Today is a different story.

Much as DeSantis has exerted control over schools, school boards, Disney, high school athletics, universities and the state police, DeSantis has thrown his weight around with the Legislature over the last four years.

He’s called them into special legislative sessions six times in 20 months. Once was to pass DeSantis’ new congressional redistricting maps after he vetoed maps proposed by legislators. It was the first time in recent memory that a governor proposed his own maps.

He endorsed Republican Senate candidates during contested primary races last year, something past governors considered an intrusion into the business of legislative leaders. In one race, he supported the opponent of incoming Senate President Kathleen Passidomo, R-Naples. The move was considered to undermine only the third woman to be Senate president in the state’s history.

He’s also shown little regard for the priorities of past House speakers and Senate presidents. In June, he vetoed the top priorities of the then-House speaker and Senate president, joking about the cuts while both men flanked him on stage.

DeSantis is aware of his influence over state lawmakers, according to his book “The Courage to be Free,” released last week. In one part, he writes that his ability to veto specific projects in the state budget gave him “a source of leverage … to wield against the Legislature.”

The state’s legislative leaders in 2023, Passidomo and House Speaker Paul Renner, R-Palm Coast, consider themselves ideologically aligned with the governor.

“We have a very, very similar philosophical view of things on really every issue,” Renner said in November.

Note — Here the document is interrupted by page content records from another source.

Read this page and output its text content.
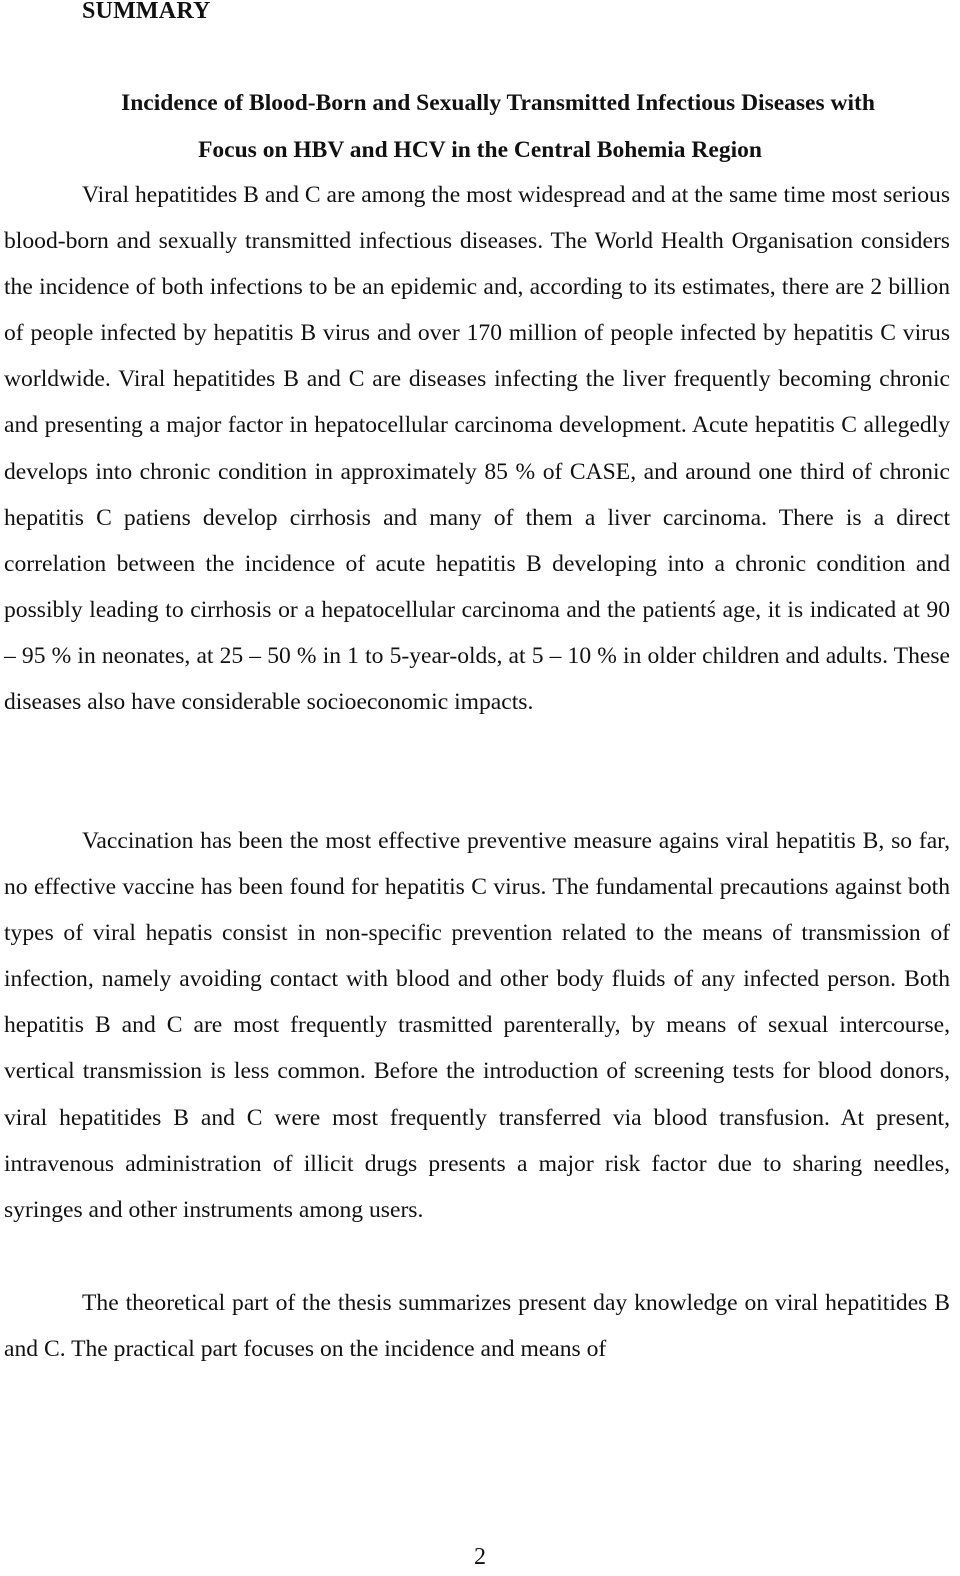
SUMMARY
Incidence of Blood-Born and Sexually Transmitted Infectious Diseases with
Focus on HBV and HCV in the Central Bohemia Region

Viral hepatitides B and C are among the most widespread and at the same time most serious blood-born and sexually transmitted infectious diseases. The World Health Organisation considers the incidence of both infections to be an epidemic and, according to its estimates, there are 2 billion of people infected by hepatitis B virus and over 170 million of people infected by hepatitis C virus worldwide. Viral hepatitides B and C are diseases infecting the liver frequently becoming chronic and presenting a major factor in hepatocellular carcinoma development. Acute hepatitis C allegedly develops into chronic condition in approximately 85 % of CASE, and around one third of chronic hepatitis C patiens develop cirrhosis and many of them a liver carcinoma. There is a direct correlation between the incidence of acute hepatitis B developing into a chronic condition and possibly leading to cirrhosis or a hepatocellular carcinoma and the patientś age, it is indicated at 90 – 95 % in neonates, at 25 – 50 % in 1 to 5-year-olds, at 5 – 10 % in older children and adults. These diseases also have considerable socioeconomic impacts.

Vaccination has been the most effective preventive measure agains viral hepatitis B, so far, no effective vaccine has been found for hepatitis C virus. The fundamental precautions against both types of viral hepatis consist in non-specific prevention related to the means of transmission of infection, namely avoiding contact with blood and other body fluids of any infected person. Both hepatitis B and C are most frequently trasmitted parenterally, by means of sexual intercourse, vertical transmission is less common. Before the introduction of screening tests for blood donors, viral hepatitides B and C were most frequently transferred via blood transfusion. At present, intravenous administration of illicit drugs presents a major risk factor due to sharing needles, syringes and other instruments among users.

The theoretical part of the thesis summarizes present day knowledge on viral hepatitides B and C. The practical part focuses on the incidence and means of

2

Republicans have two-thirds supermajorities in the Legislature, an advantage that allows them to further limit Democratic opposition on bills. The last two Republican legislators willing to publicly criticize their leaders’ agendas left office last year. Multiple moderate House Republicans decided not to run again last year.

DeSantis’ sway over the Legislature has not gone unnoticed.

When Luis Valdes, the Florida director for Gun Owners of America, spoke to lawmakers last month, he was upset that legislators weren’t allowing gun owners to openly carry firearms. He concluded that it must be because DeSantis didn’t want it.

“If he tells the Legislature to jump, they ask, ‘How high?’” he said.

Former lawmakers and observers have noticed the shift in Tallahassee.

Former Republican lawmaker Mike Fasano laments that legislators don’t exercise the power they used to have. But Fasano, who supports DeSantis, said the governor’s popularity makes it risky to go against him.

“A Republican in the Legislature, I’m sure, is aware of that,” Fasano said.

Senate Minority Leader Lauren Book, D-Plantation, who grew up in the legislative process thanks to her father, a big-time Tallahassee lobbyist, said the changes in the Legislature are obvious.

“This is not the same Florida Senate, Florida House, as it was when the titans were here,” Book said.

DeSantis’ culture wars have overshadowed more practical problems in Florida, such as the high costs of rent and auto and homeowners insurance, said House Minority Leader Fentrice Driskell, D-Tampa.

Passidomo has proposed broad legislation to create more affordable housing, but the governor has not endorsed the bill.

Driskell said Floridians want a pragmatist, not a populist, as governor.

“This governor has never seemed to care to know the difference.”